Die Bedingungen für ghanaische Asylbewerber in Deutschland werden im nächsten Schritt beschrieben. Insbesondere wird auf die Etikettierung Ghanas als sicheres Herkunftsland und auf die damit einhergehenden Restriktionen eingegangen. Der theoretische Teil schließt mit einer kritischen Diskussion zum Thema „Wirtschaftsflüchtling“ und „Asyl und Arbeit“. Die Unterteilung in „sichere Herkunftsländer“, die vor allem der Abschreckung dient, und der Begriff des „Wirtschaftsflüchtlings“ werden kritisiert, da sie Diskussionen in der Bevölkerung über „echte“ Flüchtlinge und „unechte“ Armutsflüchtlinge fördern, obwohl belegt wurde, dass die Grenzen zwischen freiwilliger und unfreiwilliger Migration fließend sind.
Im empirischen Teil geht die Autorin der Frage in vier qualitativen offenen Leitfadeninterviews mit nach Deutschland geflüchteten Ghanaer*innen nach, inwieweit deren persönliche Erwartungen an das Aufnahmeland Deutschland den tatsächlichen Gegebenheiten entsprechen. Die Ergebnisse der Interviews decken sich größtenteils mit der Studie von Scholz aus dem Jahr 2013 zur Zielstaatensuche. Das Forschungsergebnis der Masterarbeit zeigt, dass nur einer von vier Interviewpartner*innen die Erwartung, ein besseres Leben in Deutschland führen zu können, erfüllt sieht. Die drei anderen Interviewpartner*innen sind enttäuscht von den Gegebenheiten im deutschen Asylsystem. Eine Interviewpartnerin wäre bei besserer Informationslage sogar nicht nach Deutschland ausgewandert. Die schlechte Informationslage zeigt, dass die Einstufung Ghanas als „sicheres Herkunftsland“ das Ziel der Abschreckung verfehlt. Die Autorin lehnt die Einteilung in „sichere Herkunftsländer“ unter anderem aus diesem Grund ab und plädiert dafür, dass alle Menschen gleichermaßen und unabhängig der Staatsbürgerschaft ein Recht auf Asyl haben sollten, wenn Asylgründe vorliegen.

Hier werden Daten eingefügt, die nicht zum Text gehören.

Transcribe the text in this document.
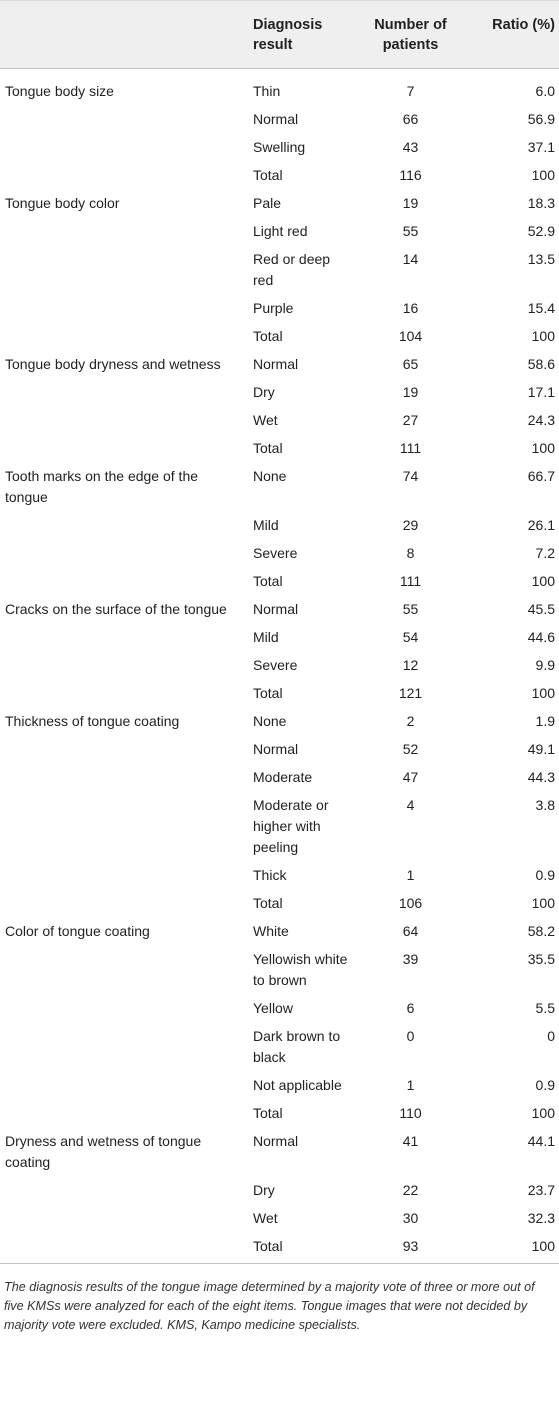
	Diagnosis result	Number of patients	Ratio (%)
Tongue body size	Thin	7	6.0
	Normal	66	56.9
	Swelling	43	37.1
	Total	116	100
Tongue body color	Pale	19	18.3
	Light red	55	52.9
	Red or deep red	14	13.5
	Purple	16	15.4
	Total	104	100
Tongue body dryness and wetness	Normal	65	58.6
	Dry	19	17.1
	Wet	27	24.3
	Total	111	100
Tooth marks on the edge of the tongue	None	74	66.7
	Mild	29	26.1
	Severe	8	7.2
	Total	111	100
Cracks on the surface of the tongue	Normal	55	45.5
	Mild	54	44.6
	Severe	12	9.9
	Total	121	100
Thickness of tongue coating	None	2	1.9
	Normal	52	49.1
	Moderate	47	44.3
	Moderate or higher with peeling	4	3.8
	Thick	1	0.9
	Total	106	100
Color of tongue coating	White	64	58.2
	Yellowish white to brown	39	35.5
	Yellow	6	5.5
	Dark brown to black	0	0
	Not applicable	1	0.9
	Total	110	100
Dryness and wetness of tongue coating	Normal	41	44.1
	Dry	22	23.7
	Wet	30	32.3
	Total	93	100
The diagnosis results of the tongue image determined by a majority vote of three or more out of five KMSs were analyzed for each of the eight items. Tongue images that were not decided by majority vote were excluded. KMS, Kampo medicine specialists.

Auf Grundlage des Forschungsergebnisses schlägt die Autorin im Resümee Migrationsberatungszentren in Ghana vor, wie sie bereits in einigen Westbalkanstaaten eröffnet wurden, um legale Wege der Auswanderung im Rahmen eines Einwanderungsgesetzes aufzuzeigen und von illegaler Ausreise abzuraten, woraus ein Triple-win-Effekt für das Herkunfts- und Aufnahmeland sowie für die Betroffenen, deren Informationslage deutlich verbessert werden könnte, entstehen könnte. Hierzu müssten die Soziale Arbeit und die Entwicklungszusammenarbeit eng miteinander kooperieren. Ein weiterer Vorschlag der Autorin besteht darin, gemäß schwedischem Vorbild unter bestimmten Bedingungen einen Zugang zum Arbeitsmarkt zu ermöglichen, auch wenn der Asylantrag abgelehnt wurde.